家は、お金に困ることはなく、教養あふれる祖父と父がいた。
幼い頃から、並外れた素質で周囲を驚かせる。
兄が読みあげる新聞の文章を、3歳にして、正確に暗記して復唱できた。
しかし、勉学に秀でることは、両親にとって喜ばしいことではなかった。
初等教育の義務化がすすんでも、いまだ女性に学があることをよしとしない風潮が残っていた。
「女は、勉強なんてできなくていいんだよ、本なんて読んでどうする。それより、お裁縫をしなさい、お料理を覚えなさい」
母がそう言った。一葉は、本が大好きだった。
暇さえあれば、本を読んで両親に怒られた。
負けず嫌いで反抗心が強い。一度こうだと決めたら絶対ひかない。
そんな一葉の性格を叩き直そうと、父は幼い一葉を蔵に閉じ込めた。
泣くだろう、わめいて助けを乞うだろう。
そう思っていたが、いつまで経っても静かだった。
蔵の重い扉を開けて、父は驚いた。
彼女は、蔵の奥にしまってあった書物を片っ端から読んでいた。あまりに集中して、戸を開けたことに気づかぬほどだったという。
彼女は日記に書いた。
「私は、八歳のときには、大人になったら、普通とは違う人生をおくることを望んだ」。
作家・樋口一葉は、幼い頃から、誰よりも抜きん出ることを望み、それができる自分を感じていた。
でも、最初の挫折が彼女を襲う。
12歳のとき、母が言った。
「学校、やめなさい。女が学校に長く通っても、ろくなことにはならないから」。
むしろ父のほうが一葉に教育を受けてほしかったが、母の意志は強く激しかった。
悔しい。勉強を続けたい。やれば私は誰よりもすごいひとになれるのに…。
泣いた。泣いてお願いした。
「お願いします、お母さん、学校を続けさせてください!」
母は許さなかった。
樋口一葉が学校に通えたのは、わずか6年。
以来彼女は、母の目を盗み、独学で学んだ。ひとに書物を借り、書き写した。
きっと自分は母が考えるような普通の人生などおくれない。
そんな漠然とした不安と恍惚(こうこつ)が、彼女の胸にあった。
ある冬の寒空の下、一心不乱に本を読む一葉。
手は真っ赤に腫れ上がっている。それでもページをめくる。
立ったまま、読み続ける。その姿を偶然、父が見た。感動した。
「この子は、本気だ」。
それ以来、父は母に黙り、一葉にこっそり本を与えた。
和歌や漢詩の書物も渡した。父は言った。
「結局人間には、二種類しかいないんだ。夢中になれるものに出会えたひとと、出会えなかったひと」。
樋口一葉は、歌人・中島歌子の門下生になった。
才能はすぐに開花。抑えられていた学問や芸術への欲求が、彼女を傲慢にした。自分より一生懸命でないひとを軽蔑する。

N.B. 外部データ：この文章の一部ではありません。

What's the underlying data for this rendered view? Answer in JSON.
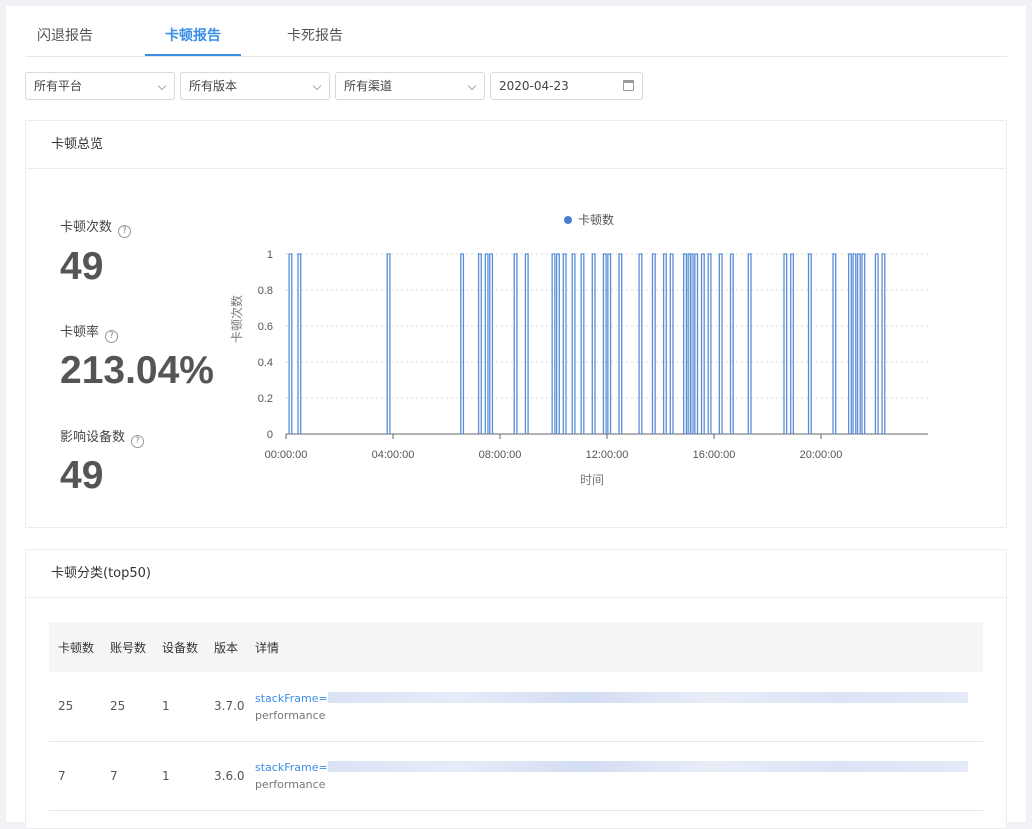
{
  "tabs": [
    {
      "label": "闪退报告",
      "active": false
    },
    {
      "label": "卡顿报告",
      "active": true
    },
    {
      "label": "卡死报告",
      "active": false
    }
  ],
  "filters": {
    "platform": "所有平台",
    "version": "所有版本",
    "channel": "所有渠道",
    "date": "2020-04-23"
  },
  "overview": {
    "title": "卡顿总览",
    "stats": [
      {
        "label": "卡顿次数",
        "value": "49"
      },
      {
        "label": "卡顿率",
        "value": "213.04%"
      },
      {
        "label": "影响设备数",
        "value": "49"
      }
    ]
  },
  "chart_data": {
    "type": "line",
    "legend": [
      "卡顿数"
    ],
    "xlabel": "时间",
    "ylabel": "卡顿次数",
    "ylim": [
      0,
      1
    ],
    "yticks": [
      "0",
      "0.2",
      "0.4",
      "0.6",
      "0.8",
      "1"
    ],
    "xlim_hours": [
      0,
      24
    ],
    "xticks": [
      "00:00:00",
      "04:00:00",
      "08:00:00",
      "12:00:00",
      "16:00:00",
      "20:00:00"
    ],
    "series": [
      {
        "name": "卡顿数",
        "color": "#5b8ed8",
        "event_times": [
          "00:10",
          "00:30",
          "03:50",
          "06:35",
          "07:15",
          "07:30",
          "07:40",
          "08:35",
          "09:00",
          "10:00",
          "10:10",
          "10:25",
          "10:45",
          "11:05",
          "11:30",
          "11:55",
          "12:05",
          "12:30",
          "13:15",
          "13:45",
          "14:10",
          "14:25",
          "14:55",
          "15:05",
          "15:10",
          "15:20",
          "15:35",
          "15:50",
          "16:15",
          "16:40",
          "17:20",
          "18:40",
          "18:55",
          "19:35",
          "20:30",
          "21:05",
          "21:15",
          "21:25",
          "21:35",
          "22:05",
          "22:20"
        ],
        "value": 1
      }
    ]
  },
  "category": {
    "title": "卡顿分类(top50)",
    "columns": [
      "卡顿数",
      "账号数",
      "设备数",
      "版本",
      "详情"
    ],
    "rows": [
      {
        "count": "25",
        "accounts": "25",
        "devices": "1",
        "version": "3.7.0",
        "detail_link": "stackFrame=",
        "detail_sub": "performance"
      },
      {
        "count": "7",
        "accounts": "7",
        "devices": "1",
        "version": "3.6.0",
        "detail_link": "stackFrame=",
        "detail_sub": "performance"
      }
    ]
  }
}
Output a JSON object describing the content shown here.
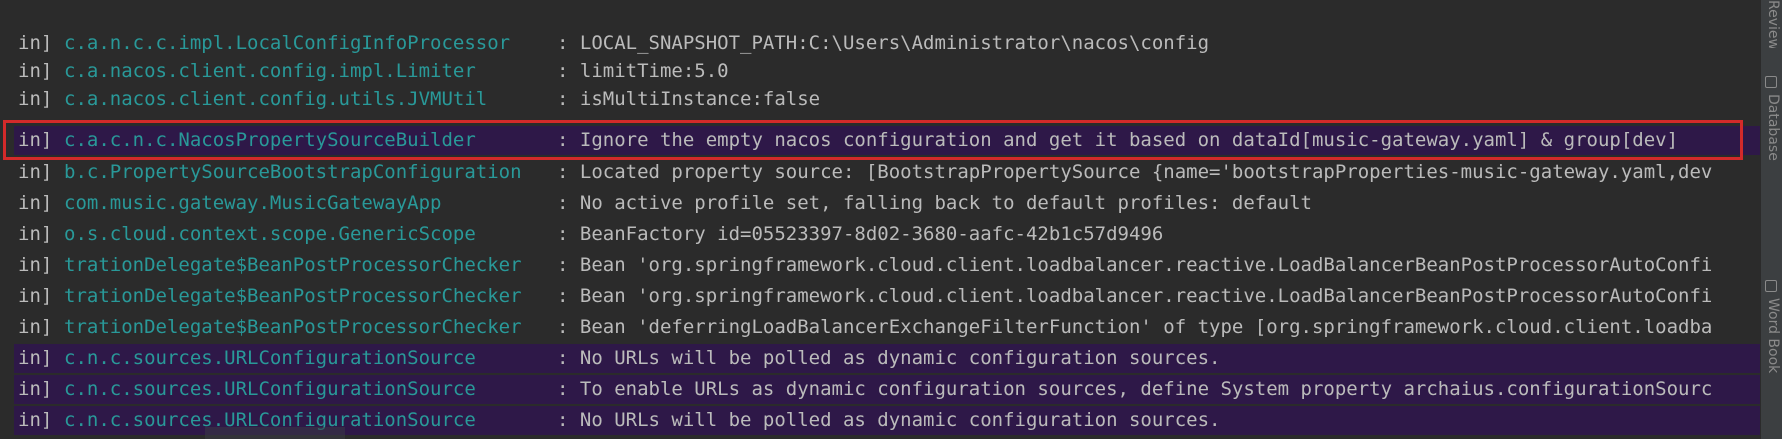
{
  "console": {
    "lines": [
      {
        "level": "in]",
        "logger": "c.a.n.c.c.impl.LocalConfigInfoProcessor",
        "message": ": LOCAL_SNAPSHOT_PATH:C:\\Users\\Administrator\\nacos\\config"
      },
      {
        "level": "in]",
        "logger": "c.a.nacos.client.config.impl.Limiter",
        "message": ": limitTime:5.0"
      },
      {
        "level": "in]",
        "logger": "c.a.nacos.client.config.utils.JVMUtil",
        "message": ": isMultiInstance:false"
      },
      {
        "level": "in]",
        "logger": "c.a.c.n.c.NacosPropertySourceBuilder",
        "message": ": Ignore the empty nacos configuration and get it based on dataId[music-gateway.yaml] & group[dev]"
      },
      {
        "level": "in]",
        "logger": "b.c.PropertySourceBootstrapConfiguration",
        "message": ": Located property source: [BootstrapPropertySource {name='bootstrapProperties-music-gateway.yaml,dev"
      },
      {
        "level": "in]",
        "logger": "com.music.gateway.MusicGatewayApp",
        "message": ": No active profile set, falling back to default profiles: default"
      },
      {
        "level": "in]",
        "logger": "o.s.cloud.context.scope.GenericScope",
        "message": ": BeanFactory id=05523397-8d02-3680-aafc-42b1c57d9496"
      },
      {
        "level": "in]",
        "logger": "trationDelegate$BeanPostProcessorChecker",
        "message": ": Bean 'org.springframework.cloud.client.loadbalancer.reactive.LoadBalancerBeanPostProcessorAutoConfi"
      },
      {
        "level": "in]",
        "logger": "trationDelegate$BeanPostProcessorChecker",
        "message": ": Bean 'org.springframework.cloud.client.loadbalancer.reactive.LoadBalancerBeanPostProcessorAutoConfi"
      },
      {
        "level": "in]",
        "logger": "trationDelegate$BeanPostProcessorChecker",
        "message": ": Bean 'deferringLoadBalancerExchangeFilterFunction' of type [org.springframework.cloud.client.loadba"
      },
      {
        "level": "in]",
        "logger": "c.n.c.sources.URLConfigurationSource",
        "message": ": No URLs will be polled as dynamic configuration sources."
      },
      {
        "level": "in]",
        "logger": "c.n.c.sources.URLConfigurationSource",
        "message": ": To enable URLs as dynamic configuration sources, define System property archaius.configurationSourc"
      },
      {
        "level": "in]",
        "logger": "c.n.c.sources.URLConfigurationSource",
        "message": ": No URLs will be polled as dynamic configuration sources."
      }
    ]
  },
  "right_sidebar": {
    "tabs": [
      "Review",
      "Database",
      "Word Book"
    ]
  },
  "colors": {
    "background": "#2b2b2b",
    "logger_name": "#299999",
    "text": "#bbbbbb",
    "selected_row": "#2e1848",
    "highlight_border": "#d32a2a"
  }
}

生意気だった。先輩だろうが、つまらないものはこき下ろし、蔑(さげす)んだ。私利私欲に生きる俗人を何より憎んだ。
「物語を最初に考えるひとは、生半可な努力じゃだめなの。血を吐くような思いをして初めて、ひとの心に届くものができる。お金のため?名誉のため?そんな汚れた心でいい歌は、詠めない!」
しかし、17歳で、父が突然この世を去る。唯一の理解者を失った。
しかも一家の家計は彼女の肩にのしかかる。
お金のためというのを最も嫌っていた彼女が、お金のために小説を書いた。慣れない商人もやった。うまくいかない。
この先、どうする…不安に押しつぶされそうになる。
書いても書いても納得のいくものができない。
原稿をやぶる。自分を罵倒する。そうしてようやく、気づいた。
不安が心の中にあるなら、それと向き合うしかない。寄り添うしかない。
消そう、逃げようと思っても、追いかけてくるのなら、真っ直ぐ対峙するしかない。わずか24年の人生だった。
でも、樋口一葉は、不安と向き合い、寄り添うことで、後世に語り継がれる作品を生み出した。
彼女は言う。
「断崖と荒野を越えて、大河は流れなくてはならない」。